# faimm
Random access to indexed fasta using a memory mapped file.
# Usage
This crate provides indexed fasta access by using a memory mapped file to read
the sequence data. It is intended for accessing sequence data on genome sized
fasta files and provides random access based on base coordinates. Because an
indexed fasta file uses a limited number of bases per line separated by
(sometimes platform-specific) newlines you cannot directly use the bytes
available from the mmap.
Access is provided using a view of the mmap using zero-based base coordinates.
This view can then be used to iterate over bases (represented as `u8`) or
parsed into a string. Naive GC counting is also available.
Access to the sequence data doesn't require the `IndexedFasta` to be mutable.
This makes it easy to share.
## Example
```rust
use faimm::IndexedFasta;
let fa = IndexedFasta::from_file("test/genome.fa").expect("Error opening fa");
let chr_index = fa.fai().tid("ACGT-25").expect("Cannot find chr in index");
let v = fa.view(chr_index,0,50).expect("Cannot get .fa view");
//count the bases
let counts = v.count_bases();
//or print the sequence
println!("{}", v.to_string());
```
## Limitations
The parser uses a simple ASCII mask for allowable characters (64..128), does
not apply any IUPAC conversion or validation. Anything outside this range is
silently skipped. This means that also invalid `fasta` will be parsed. The mere
presence of an accompanying `.fai` provides the assumption of a valid fasta.
Requires Rust >=1.32
# Alternatives
[Rust-bio](https://crates.io/crates/bio) provides a competent indexed fasta
reader. The major difference is that it has an internal buffer an therefore
needs to be mutable when performing read operations. faimm is also faster. If
you want record based access (without an .fai index file)

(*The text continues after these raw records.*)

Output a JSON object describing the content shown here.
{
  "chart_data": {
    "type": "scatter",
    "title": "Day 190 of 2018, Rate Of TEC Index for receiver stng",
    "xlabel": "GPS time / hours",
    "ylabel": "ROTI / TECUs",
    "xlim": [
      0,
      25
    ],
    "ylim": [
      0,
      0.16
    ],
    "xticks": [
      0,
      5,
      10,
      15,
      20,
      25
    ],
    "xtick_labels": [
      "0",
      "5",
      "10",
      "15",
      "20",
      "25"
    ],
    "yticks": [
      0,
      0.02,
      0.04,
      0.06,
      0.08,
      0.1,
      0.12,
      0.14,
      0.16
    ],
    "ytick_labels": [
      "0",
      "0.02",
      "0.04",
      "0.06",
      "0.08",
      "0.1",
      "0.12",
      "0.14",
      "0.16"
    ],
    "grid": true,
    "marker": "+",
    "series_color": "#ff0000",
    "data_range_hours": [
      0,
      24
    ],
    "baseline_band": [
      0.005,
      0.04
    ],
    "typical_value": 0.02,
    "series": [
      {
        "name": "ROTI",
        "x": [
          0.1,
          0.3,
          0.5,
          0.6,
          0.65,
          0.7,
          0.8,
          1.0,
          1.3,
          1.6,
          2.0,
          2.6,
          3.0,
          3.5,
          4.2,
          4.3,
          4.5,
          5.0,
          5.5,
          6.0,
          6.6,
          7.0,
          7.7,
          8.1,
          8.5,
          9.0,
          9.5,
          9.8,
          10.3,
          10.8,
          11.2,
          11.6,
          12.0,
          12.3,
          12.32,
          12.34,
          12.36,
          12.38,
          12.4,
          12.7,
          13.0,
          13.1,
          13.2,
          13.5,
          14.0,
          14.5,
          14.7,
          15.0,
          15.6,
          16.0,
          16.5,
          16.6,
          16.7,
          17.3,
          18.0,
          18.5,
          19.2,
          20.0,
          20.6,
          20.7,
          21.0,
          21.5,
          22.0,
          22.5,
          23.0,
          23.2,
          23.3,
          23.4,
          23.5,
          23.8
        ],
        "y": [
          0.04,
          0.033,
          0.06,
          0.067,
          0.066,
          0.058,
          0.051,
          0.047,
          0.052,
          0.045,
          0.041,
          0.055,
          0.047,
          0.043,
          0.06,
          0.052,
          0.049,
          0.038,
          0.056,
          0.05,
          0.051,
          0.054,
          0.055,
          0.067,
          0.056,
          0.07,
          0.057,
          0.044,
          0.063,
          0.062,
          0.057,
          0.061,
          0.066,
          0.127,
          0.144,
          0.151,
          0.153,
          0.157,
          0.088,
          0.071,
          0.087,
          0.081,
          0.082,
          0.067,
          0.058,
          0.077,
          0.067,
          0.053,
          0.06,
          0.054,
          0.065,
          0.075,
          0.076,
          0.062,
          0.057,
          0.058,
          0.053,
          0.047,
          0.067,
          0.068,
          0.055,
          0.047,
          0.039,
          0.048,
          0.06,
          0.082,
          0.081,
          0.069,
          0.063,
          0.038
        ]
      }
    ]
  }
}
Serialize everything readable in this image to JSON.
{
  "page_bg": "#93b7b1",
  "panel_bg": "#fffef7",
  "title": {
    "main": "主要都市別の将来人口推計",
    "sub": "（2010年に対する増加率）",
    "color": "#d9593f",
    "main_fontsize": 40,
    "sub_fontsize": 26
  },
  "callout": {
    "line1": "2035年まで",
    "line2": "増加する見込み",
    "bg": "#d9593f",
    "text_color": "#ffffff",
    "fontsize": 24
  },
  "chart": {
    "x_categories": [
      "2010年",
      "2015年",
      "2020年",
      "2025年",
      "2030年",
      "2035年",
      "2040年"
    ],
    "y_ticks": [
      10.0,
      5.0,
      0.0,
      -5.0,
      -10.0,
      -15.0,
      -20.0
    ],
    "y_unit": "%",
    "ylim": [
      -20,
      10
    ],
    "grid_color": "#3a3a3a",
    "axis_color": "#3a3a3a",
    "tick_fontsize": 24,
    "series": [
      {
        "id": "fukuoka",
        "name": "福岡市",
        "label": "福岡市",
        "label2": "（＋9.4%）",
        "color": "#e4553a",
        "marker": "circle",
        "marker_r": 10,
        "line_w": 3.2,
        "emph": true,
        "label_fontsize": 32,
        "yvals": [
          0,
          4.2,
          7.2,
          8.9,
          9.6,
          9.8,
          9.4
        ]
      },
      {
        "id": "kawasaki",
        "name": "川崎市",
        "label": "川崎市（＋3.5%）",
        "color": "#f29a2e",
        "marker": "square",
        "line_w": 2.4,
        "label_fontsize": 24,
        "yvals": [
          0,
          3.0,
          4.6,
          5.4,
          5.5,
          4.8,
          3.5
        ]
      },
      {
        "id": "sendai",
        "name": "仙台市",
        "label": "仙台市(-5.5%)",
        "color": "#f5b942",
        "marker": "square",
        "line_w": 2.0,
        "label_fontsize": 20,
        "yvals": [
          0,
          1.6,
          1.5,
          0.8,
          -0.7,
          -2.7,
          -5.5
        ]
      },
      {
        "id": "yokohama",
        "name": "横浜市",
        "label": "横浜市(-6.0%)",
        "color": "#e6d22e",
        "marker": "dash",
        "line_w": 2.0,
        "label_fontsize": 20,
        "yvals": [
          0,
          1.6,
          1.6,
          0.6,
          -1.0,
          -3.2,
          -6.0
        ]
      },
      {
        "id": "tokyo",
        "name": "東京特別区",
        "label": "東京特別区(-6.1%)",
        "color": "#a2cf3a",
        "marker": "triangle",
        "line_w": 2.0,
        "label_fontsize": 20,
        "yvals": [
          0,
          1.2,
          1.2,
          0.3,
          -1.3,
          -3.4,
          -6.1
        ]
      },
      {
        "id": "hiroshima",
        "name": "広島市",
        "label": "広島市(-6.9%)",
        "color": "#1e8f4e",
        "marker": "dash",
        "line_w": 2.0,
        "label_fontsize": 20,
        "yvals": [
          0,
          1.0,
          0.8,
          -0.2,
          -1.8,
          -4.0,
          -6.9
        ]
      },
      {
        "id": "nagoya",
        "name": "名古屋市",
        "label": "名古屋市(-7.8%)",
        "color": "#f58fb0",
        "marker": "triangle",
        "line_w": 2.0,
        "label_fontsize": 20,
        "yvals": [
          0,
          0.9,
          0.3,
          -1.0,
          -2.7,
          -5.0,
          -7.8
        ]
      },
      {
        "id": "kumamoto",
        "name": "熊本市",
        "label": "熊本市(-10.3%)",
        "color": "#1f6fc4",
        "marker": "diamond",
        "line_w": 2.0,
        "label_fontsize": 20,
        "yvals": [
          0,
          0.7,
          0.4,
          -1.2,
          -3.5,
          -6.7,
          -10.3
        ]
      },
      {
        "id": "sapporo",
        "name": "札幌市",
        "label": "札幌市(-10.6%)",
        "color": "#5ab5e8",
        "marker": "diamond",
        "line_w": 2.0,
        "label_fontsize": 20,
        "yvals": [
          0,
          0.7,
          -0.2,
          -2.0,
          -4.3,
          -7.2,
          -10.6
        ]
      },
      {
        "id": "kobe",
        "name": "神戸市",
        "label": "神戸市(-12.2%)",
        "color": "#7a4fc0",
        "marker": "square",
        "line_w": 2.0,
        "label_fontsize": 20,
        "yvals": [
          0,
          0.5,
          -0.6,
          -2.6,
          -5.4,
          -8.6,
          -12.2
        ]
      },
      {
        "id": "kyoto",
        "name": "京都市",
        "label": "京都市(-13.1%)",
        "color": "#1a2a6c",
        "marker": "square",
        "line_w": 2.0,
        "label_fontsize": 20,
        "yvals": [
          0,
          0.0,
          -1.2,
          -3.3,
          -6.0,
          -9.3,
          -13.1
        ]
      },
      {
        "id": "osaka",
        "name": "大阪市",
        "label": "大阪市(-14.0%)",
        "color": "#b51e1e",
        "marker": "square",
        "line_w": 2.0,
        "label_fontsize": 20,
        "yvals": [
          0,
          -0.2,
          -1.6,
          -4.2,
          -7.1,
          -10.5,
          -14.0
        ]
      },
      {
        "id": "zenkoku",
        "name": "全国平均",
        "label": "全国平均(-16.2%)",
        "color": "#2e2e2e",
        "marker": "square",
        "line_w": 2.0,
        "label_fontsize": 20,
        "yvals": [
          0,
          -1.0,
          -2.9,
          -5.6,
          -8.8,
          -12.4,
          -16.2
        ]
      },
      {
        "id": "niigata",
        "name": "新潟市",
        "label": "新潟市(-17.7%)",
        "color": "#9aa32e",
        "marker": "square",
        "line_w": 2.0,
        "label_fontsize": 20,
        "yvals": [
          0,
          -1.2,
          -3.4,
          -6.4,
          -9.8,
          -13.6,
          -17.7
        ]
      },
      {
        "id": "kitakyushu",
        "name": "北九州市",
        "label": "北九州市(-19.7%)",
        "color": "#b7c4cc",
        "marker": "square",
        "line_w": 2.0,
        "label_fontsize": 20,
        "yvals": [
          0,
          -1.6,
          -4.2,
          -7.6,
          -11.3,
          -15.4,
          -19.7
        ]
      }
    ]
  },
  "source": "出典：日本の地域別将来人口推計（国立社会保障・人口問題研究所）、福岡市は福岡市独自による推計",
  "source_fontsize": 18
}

[rust-bio](https://crates.io/crates/bio) or
[seq_io](https://crates.io/crates/seq_io) provide this.
# Performance
Calculating the GC content of target regions of an exome (231_410 regions) on
the Human reference (GRCh38) takes about 0.7 seconds (warm cache), slightly
faster than bedtools nuc (0.9s probably a more sound implementation) and
rust-bio (1.3s same implementation as example) Some tests show counting can
also be improved using SIMD, but nothing has been released.